INCONSTITUCIONALIDADE RECONHECIDA PELO E. STF. HIPOSSUFICIÊNCIA
ECONÔMICA. TERMO INICIAL. JUROS E CORREÇÃO MONETÁRIA. HONORÁRIOS
ADVOCATÍCIOS. I-Cumpre assinalar que o entendimento de que não é possível a antecipação
de tutela em face da Fazenda Pública, equiparada no presente feito ao órgão previdenciário, está
ultrapassado, porquanto a antecipação do provimento não importa em pagamento de parcelas
vencidas, o que estaria sujeito ao regime de precatórios. A implantação provisória ou definitiva do
benefício, tanto previdenciário como assistencial, não está sujeita à disciplina do artigo 100 da
Constituição da República, não havendo, portanto, falar-se em impossibilidade de implantação do
benefício perseguido sem o trânsito em julgado da sentença.II - Aplica-se ao presente caso o
Enunciado da Súmula 490 do E. STJ, que assim dispõe: A dispensa de reexame necessário,
quando o valor da condenação ou do direito controvertido for inferior a sessenta salários mínimos,
não se aplica às sentenças ilíquidas.III - Não se olvida que o conceito de "pessoa portadora de
deficiência" para fins de proteção estatal e de concessão do benefício assistencial haja sido
significativamente ampliado com as alterações trazidas após a introdução no ordenamento pátrio
da Convenção sobre os Direitos das Pessoas com Deficiência e de seu Protocolo Facultativo,
aprovada pelo Decreto Legislativo 186/2008, na forma do artigo 5º, § 3º, da Constituição da
República. No caso dos autos, a parte autora apresenta 'impedimentos de longo prazo' de
natureza física, mental, intelectual ou sensorial, os quais, em interação com diversas barreiras,
podem 'obstruir sua participação plena e efetiva na sociedade em igualdades de condições com
as demais pessoas'.IV- Quanto à hipossuficiência econômica, à luz da jurisprudência consolidada
no âmbito do E. STJ e do posicionamento usual desta C. Turma, no sentido de que o art. 20, §3º,
da Lei 8.742/93 define limite objetivo de renda per capita a ser considerada, mas não impede a
comprovação da miserabilidade pela análise da situação específica de quem pleiteia o benefício.

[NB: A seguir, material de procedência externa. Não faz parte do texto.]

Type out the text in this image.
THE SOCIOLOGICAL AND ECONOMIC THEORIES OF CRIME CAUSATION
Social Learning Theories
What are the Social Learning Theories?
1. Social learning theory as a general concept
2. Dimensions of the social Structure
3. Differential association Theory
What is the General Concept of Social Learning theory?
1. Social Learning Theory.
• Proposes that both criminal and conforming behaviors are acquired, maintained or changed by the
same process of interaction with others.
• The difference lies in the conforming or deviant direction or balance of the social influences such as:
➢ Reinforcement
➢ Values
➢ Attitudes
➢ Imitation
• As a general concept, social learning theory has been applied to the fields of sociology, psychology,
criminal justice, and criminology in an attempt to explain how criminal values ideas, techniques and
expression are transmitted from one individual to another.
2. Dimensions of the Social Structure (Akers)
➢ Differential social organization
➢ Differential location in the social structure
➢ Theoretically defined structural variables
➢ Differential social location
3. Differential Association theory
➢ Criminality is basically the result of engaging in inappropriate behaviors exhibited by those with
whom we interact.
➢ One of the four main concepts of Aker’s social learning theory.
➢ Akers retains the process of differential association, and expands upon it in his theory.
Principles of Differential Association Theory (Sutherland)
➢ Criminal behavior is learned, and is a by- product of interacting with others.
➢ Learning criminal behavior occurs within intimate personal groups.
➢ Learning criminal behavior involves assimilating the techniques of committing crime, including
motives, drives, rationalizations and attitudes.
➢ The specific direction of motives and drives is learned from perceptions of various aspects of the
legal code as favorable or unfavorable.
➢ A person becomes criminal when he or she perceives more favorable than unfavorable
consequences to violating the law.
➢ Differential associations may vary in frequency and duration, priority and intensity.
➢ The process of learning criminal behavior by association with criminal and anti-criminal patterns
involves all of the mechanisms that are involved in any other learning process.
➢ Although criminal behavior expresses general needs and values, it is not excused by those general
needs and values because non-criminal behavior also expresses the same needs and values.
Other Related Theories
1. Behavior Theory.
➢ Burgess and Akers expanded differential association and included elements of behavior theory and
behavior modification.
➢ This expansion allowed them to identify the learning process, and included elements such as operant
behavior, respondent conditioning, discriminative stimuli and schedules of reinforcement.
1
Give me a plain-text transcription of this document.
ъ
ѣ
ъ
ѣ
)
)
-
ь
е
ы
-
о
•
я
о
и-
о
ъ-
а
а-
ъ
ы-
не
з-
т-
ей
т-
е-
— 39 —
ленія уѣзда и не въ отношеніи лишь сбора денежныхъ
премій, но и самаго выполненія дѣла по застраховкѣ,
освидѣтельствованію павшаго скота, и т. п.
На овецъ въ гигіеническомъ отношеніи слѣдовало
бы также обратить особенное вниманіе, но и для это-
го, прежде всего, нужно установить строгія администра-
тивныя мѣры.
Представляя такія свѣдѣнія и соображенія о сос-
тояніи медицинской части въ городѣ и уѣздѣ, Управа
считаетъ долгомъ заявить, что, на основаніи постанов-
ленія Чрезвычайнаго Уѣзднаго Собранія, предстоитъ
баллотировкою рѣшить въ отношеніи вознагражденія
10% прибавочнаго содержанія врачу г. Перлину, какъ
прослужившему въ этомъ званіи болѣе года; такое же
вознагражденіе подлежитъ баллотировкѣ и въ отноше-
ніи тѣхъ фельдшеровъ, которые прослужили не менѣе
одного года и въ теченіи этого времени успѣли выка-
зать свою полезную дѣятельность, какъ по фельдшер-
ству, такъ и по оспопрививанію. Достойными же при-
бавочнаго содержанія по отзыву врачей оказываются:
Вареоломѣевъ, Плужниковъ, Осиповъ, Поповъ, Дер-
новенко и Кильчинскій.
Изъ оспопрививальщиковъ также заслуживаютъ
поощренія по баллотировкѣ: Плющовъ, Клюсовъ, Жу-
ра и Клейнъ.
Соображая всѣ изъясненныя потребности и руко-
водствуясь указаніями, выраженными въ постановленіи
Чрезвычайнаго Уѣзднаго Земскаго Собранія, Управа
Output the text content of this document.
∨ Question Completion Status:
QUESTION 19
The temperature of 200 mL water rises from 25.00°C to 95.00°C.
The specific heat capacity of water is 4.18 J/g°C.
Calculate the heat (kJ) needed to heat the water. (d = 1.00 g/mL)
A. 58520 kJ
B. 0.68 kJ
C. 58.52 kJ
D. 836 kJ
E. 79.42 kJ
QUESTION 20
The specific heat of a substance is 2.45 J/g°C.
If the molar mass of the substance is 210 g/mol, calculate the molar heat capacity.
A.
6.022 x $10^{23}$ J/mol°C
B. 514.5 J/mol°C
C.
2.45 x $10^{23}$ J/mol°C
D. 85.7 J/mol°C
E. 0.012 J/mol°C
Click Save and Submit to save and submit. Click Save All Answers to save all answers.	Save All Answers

(Precedente do E. STJ).V- Em que pese a improcedência da ADIN 1.232-DF, em julgamento
recente dos Recursos Extraordinários 567.985-MT e 580.983-PR, bem como da Reclamação
4.374, o E. Supremo Tribunal Federal modificou o posicionamento adotado anteriormente, para
entender pela inconstitucionalidade do disposto no art. 20, §3º, da Lei 8.742/93.VI - O
entendimento que prevalece atualmente no âmbito do E. STF é os de que as significativas
alterações no contexto socioeconômico desde a edição da Lei 8.742/93 e o reflexo destas nas
políticas públicas de assistência social, teriam criado um distanciamento entre os critérios para
aferição da miserabilidade previstos na LOAS e aqueles constantes no sistema de proteção social
que veio a se consolidar.VII - Termo inicial do benefício fixado a partir da data da citação
(28.03.2017), ante a impossibilidade de aferição da situação de miserabilidade em período
anterior.VIII - A correção monetária e os juros de mora deverão ser calculados de acordo com a
lei de regência, observando-se as teses firmadas pelo E.STF no julgamento do RE 870.947,
realizado em 20.09.2017. Quanto aos juros de mora será observado o índice de remuneração da
caderneta de poupança a partir de 30.06.2009.IX- Tendo em vista o parcial provimento do recurso
do réu, nos termos do § 11 do artigo 85 do CPC/2015, mantidos os honorários advocatícios em
10% (dezpor cento) sobre o valor das prestações vencidas até a data da sentença, nos termos da
Súmula 111 do STJ e de acordo com entendimento firmado por esta 10ª Turma.X - Preliminar
rejeitada. Apelação do réu e remessa oficial tida por interposta parcialmente providas. ACÓRDÃO
Vistos e relatados estes autos em que são partes as acima indicadas, decide a Egrégia Décima
Turma do Tribunal Regional Federal da 3ª Região, por unanimidade, rejeitar a preliminar e, no
mérito, dar parcial provimento à apelação do INSS e à remessa oficial tida por interposta, nos
termos do relatório e voto que ficam fazendo parte integrante do presente julgado.